At first, he had screamed in fear. But when the fear faded, he had jumped, laughed, sprinted through the trees. He had never felt so alive.
Then, as quickly as it came… it ended.
His body returned to its regular form — short, skinny, and familiar in all the wrong ways.
Now, sitting in the dirt, he felt like two different people — the one he had always been, and the one he could become.
But for now, he still had to deal with being the same old Chris.
When he got back to the campsite, the teachers were furious. He tried to explain, but they wouldn’t listen. One teacher made him carry logs and clean up after breakfast as punishment for “wandering off.”
Victor found him dragging a pile of damp firewood.
“Dude, what happened?” Victor whispered.
Chris leaned in. “You won’t believe it,” he said, eyes wide. “I touched the meteor. It changed me. I had super strength and speed. I think I transformed or something.”
Victor blinked, then laughed nervously. “You serious?”
“I’m serious!” Chris insisted. “You have to come see it. Tonight.”
That night, when the others were asleep, Chris and Victor snuck out into the woods. Chris was eager — desperate to prove he wasn’t crazy.
But when they arrived at the spot…
Nothing.
No crater. No glow. No meteor.
Just plain forest.
“No… no, it was right here,” Chris said, spinning in circles. “It was right here!”

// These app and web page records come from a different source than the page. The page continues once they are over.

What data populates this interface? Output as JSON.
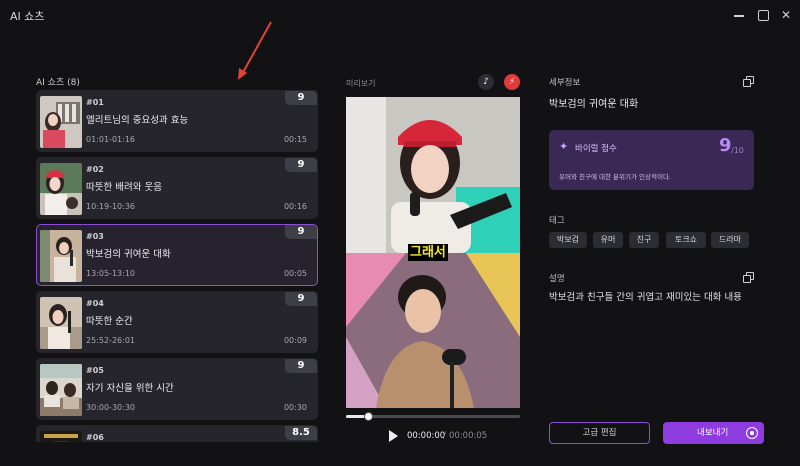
{
  "app": {
    "title": "AI 쇼츠",
    "close_glyph": "✕"
  },
  "list": {
    "header": "AI 쇼츠 (8)",
    "clips": [
      {
        "num": "#01",
        "title": "엘리트님의 중요성과 효능",
        "range": "01:01-01:16",
        "duration": "00:15",
        "score": "9"
      },
      {
        "num": "#02",
        "title": "따뜻한 배려와 웃음",
        "range": "10:19-10:36",
        "duration": "00:16",
        "score": "9"
      },
      {
        "num": "#03",
        "title": "박보검의 귀여운 대화",
        "range": "13:05-13:10",
        "duration": "00:05",
        "score": "9"
      },
      {
        "num": "#04",
        "title": "따뜻한 순간",
        "range": "25:52-26:01",
        "duration": "00:09",
        "score": "9"
      },
      {
        "num": "#05",
        "title": "자기 자신을 위한 시간",
        "range": "30:00-30:30",
        "duration": "00:30",
        "score": "9"
      },
      {
        "num": "#06",
        "title": "",
        "range": "",
        "duration": "",
        "score": "8.5"
      }
    ]
  },
  "preview": {
    "label": "미리보기",
    "tiktok_glyph": "♪",
    "flash_glyph": "⚡",
    "subtitle": "그래서",
    "progress_fraction": 0.13,
    "time_current": "00:00:00",
    "time_sep": "/",
    "time_total": "00:00:05"
  },
  "details": {
    "section_label": "세부정보",
    "title": "박보검의 귀여운 대화",
    "viral_icon": "✦",
    "viral_label": "바이럴 점수",
    "viral_score": "9",
    "viral_max": "/10",
    "viral_desc": "유머와 친구에 대한 분위기가 인상적이다.",
    "tags_label": "태그",
    "tags": [
      "박보검",
      "유머",
      "친구",
      "토크쇼",
      "드라마"
    ],
    "desc_label": "설명",
    "description": "박보검과 친구들 간의 귀엽고 재미있는 대화 내용"
  },
  "actions": {
    "advanced_edit": "고급 편집",
    "export": "내보내기"
  },
  "colors": {
    "accent": "#8e3be0",
    "selected_border": "#8c4dd6",
    "viral_bg": "#3a2855",
    "subtitle": "#f6e72a"
  }
}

Victor crossed his arms. “Chris… are you okay?”
“I swear I’m not lying!”
Victor didn’t say anything. But his silence said enough.
Things only got worse.
Later that night, John — the biggest, meanest bully in school — somehow caught wind of Chris sneaking out.
At midnight, he woke everyone up by shouting. “Hey! Hey! Chris and his boyfriend were sneaking out last night!”
The teachers didn’t ask questions. They just told Chris he was going to be “dealt with privately.”
That “punishment” came when Chris was fast asleep.
Ice-cold water splashed across his blanket and face. Chris gasped, jolting upright, drenched and shivering.
In the darkness, John stood there with the empty bucket, smirking.
Some kids giggled under their breath. One teacher said, “Maybe next time you’ll follow the rules.”
Chris just sat there, soaked and silent.
Then John walked away, laughing quietly to himself.
Chris curled up and cried — quietly, so no one could hear.
But not everyone missed it.
From the shadows, a figure watched the camp from the treeline. A woman — tall, lean, and confident — around twenty years old. She wore black tactical gear, her face mostly hidden under a dark hood.
She had been watching ever since the meteor landed.
“Interesting,” she murmured. “Very interesting.”